We live in a suburb about 40 minutes from Yale and every year, 10 to 15 top students apply to both Yale and Harvard. Naviance shows that over the past 8 years, Harvard acceptances are more than twice than that of Yale. Is Yale “discriminating” against the local applicant? I don’t know. But according to Naviance, it does seem like it is a better bet to apply to Harvard than to Yale from our suburb.
Yale encourages kids from Bridgeport, New Haven, West Haven, Milford to apply and I think they do a decent job of cultivating local talent.
If you live in New Canaan or Darien, you aren’t going to get points for being local as much as a Yale-worthy applicant from New Haven. That’s reality.
@blossom I totally agree.
@arsenalozil Both H and Y have a town gown relationship with the town they are located at so they tend to admit more from this defined local pool. Outside it however even close I assume it just “becomes” part of the state or area.
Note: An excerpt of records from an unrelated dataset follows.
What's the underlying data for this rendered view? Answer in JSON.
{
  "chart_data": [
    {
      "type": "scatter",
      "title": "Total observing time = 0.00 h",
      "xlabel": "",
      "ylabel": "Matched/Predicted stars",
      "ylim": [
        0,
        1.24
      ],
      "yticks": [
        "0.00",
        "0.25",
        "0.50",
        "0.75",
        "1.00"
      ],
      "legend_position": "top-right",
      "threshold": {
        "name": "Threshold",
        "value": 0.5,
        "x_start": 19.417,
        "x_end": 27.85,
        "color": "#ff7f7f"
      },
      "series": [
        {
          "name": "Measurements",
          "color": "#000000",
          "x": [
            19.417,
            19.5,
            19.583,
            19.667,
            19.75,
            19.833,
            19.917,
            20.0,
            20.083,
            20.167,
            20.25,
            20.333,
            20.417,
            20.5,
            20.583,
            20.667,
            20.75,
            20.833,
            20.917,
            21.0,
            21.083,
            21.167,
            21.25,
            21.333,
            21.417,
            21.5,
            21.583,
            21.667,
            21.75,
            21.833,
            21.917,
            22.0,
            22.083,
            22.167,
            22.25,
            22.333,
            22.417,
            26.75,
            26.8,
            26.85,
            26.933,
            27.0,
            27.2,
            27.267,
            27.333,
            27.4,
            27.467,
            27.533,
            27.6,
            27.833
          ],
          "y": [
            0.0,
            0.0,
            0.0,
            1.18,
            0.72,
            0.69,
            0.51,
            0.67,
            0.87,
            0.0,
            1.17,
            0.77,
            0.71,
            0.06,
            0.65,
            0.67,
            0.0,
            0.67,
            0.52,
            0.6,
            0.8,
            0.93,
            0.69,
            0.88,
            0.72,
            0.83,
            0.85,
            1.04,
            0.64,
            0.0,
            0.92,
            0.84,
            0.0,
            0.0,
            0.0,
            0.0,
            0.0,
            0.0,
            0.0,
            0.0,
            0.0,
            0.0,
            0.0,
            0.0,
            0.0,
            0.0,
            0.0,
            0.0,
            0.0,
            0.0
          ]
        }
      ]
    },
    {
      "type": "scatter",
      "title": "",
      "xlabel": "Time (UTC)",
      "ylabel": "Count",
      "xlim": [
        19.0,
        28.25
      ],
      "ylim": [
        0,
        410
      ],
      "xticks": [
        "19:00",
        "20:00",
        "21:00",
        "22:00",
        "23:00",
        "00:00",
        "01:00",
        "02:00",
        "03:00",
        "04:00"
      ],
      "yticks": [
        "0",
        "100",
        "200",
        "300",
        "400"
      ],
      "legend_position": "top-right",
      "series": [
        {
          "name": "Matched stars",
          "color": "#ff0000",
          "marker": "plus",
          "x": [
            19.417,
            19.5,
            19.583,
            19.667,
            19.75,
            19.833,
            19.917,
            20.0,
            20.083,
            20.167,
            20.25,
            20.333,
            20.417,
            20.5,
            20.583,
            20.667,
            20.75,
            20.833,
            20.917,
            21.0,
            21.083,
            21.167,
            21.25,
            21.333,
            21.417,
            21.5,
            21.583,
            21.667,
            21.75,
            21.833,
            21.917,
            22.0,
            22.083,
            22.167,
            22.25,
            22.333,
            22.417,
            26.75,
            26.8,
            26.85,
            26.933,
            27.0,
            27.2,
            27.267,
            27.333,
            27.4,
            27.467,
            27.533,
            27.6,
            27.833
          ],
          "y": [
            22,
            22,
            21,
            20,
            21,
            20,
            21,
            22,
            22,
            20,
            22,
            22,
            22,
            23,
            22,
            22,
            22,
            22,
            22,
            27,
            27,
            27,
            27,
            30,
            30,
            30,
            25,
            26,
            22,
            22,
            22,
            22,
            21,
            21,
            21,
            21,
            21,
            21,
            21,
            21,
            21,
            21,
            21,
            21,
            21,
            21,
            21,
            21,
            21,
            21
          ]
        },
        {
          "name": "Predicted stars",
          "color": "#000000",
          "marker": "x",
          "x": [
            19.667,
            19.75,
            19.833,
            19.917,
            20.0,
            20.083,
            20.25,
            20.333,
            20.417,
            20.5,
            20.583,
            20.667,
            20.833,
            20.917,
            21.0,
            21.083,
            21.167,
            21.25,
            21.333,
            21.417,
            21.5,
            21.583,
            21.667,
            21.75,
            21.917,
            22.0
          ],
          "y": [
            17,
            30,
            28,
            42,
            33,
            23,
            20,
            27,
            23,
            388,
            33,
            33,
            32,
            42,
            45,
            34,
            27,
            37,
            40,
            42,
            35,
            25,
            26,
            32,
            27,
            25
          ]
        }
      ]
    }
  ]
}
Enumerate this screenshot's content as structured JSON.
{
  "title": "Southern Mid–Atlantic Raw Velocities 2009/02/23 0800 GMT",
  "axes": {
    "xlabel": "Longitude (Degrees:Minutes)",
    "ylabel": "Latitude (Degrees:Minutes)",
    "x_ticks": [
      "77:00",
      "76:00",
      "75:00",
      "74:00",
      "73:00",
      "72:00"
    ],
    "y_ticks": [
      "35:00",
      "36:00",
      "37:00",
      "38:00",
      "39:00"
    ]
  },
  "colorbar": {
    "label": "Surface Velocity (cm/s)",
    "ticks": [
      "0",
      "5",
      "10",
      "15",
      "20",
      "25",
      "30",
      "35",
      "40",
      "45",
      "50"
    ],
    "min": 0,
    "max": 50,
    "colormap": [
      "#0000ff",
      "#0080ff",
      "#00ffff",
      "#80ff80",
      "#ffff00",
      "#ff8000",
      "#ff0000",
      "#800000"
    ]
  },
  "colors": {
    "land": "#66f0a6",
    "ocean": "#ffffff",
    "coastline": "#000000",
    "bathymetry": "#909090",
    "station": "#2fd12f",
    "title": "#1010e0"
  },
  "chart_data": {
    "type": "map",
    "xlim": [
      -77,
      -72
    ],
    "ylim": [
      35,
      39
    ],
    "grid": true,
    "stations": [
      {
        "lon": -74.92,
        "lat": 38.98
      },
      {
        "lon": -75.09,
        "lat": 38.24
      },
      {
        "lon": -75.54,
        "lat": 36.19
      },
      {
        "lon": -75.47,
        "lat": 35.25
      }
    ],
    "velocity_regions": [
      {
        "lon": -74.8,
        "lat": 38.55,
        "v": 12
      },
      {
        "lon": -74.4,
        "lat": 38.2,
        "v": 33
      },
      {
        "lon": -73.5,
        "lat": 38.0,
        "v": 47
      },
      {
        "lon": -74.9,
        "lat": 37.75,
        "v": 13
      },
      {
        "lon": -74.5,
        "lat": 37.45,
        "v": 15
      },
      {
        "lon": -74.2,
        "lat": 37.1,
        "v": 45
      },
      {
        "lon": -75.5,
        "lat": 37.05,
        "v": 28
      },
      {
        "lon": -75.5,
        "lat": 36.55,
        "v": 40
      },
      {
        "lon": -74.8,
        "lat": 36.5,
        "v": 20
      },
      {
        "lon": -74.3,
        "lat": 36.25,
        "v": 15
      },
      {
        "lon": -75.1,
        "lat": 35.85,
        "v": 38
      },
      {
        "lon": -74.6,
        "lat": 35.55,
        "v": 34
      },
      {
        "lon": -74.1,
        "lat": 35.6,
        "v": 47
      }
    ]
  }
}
Yale has a smaller undergraduate student body than Harvard (until now) so that may be why?
Yale’s student body is a tad smaller than H but definitely not on a scale of 2 to 1. The Naviance data could be a blip or a coincidence but it also might not.
Well, at any moment they could decide they are bored with yet-another-rich-suburbanite and decide to turn their attention to the kid applying from the Wyoming countryside or the LA barrio, so I would never assume that past trends are indicative of future performance at such a micro level.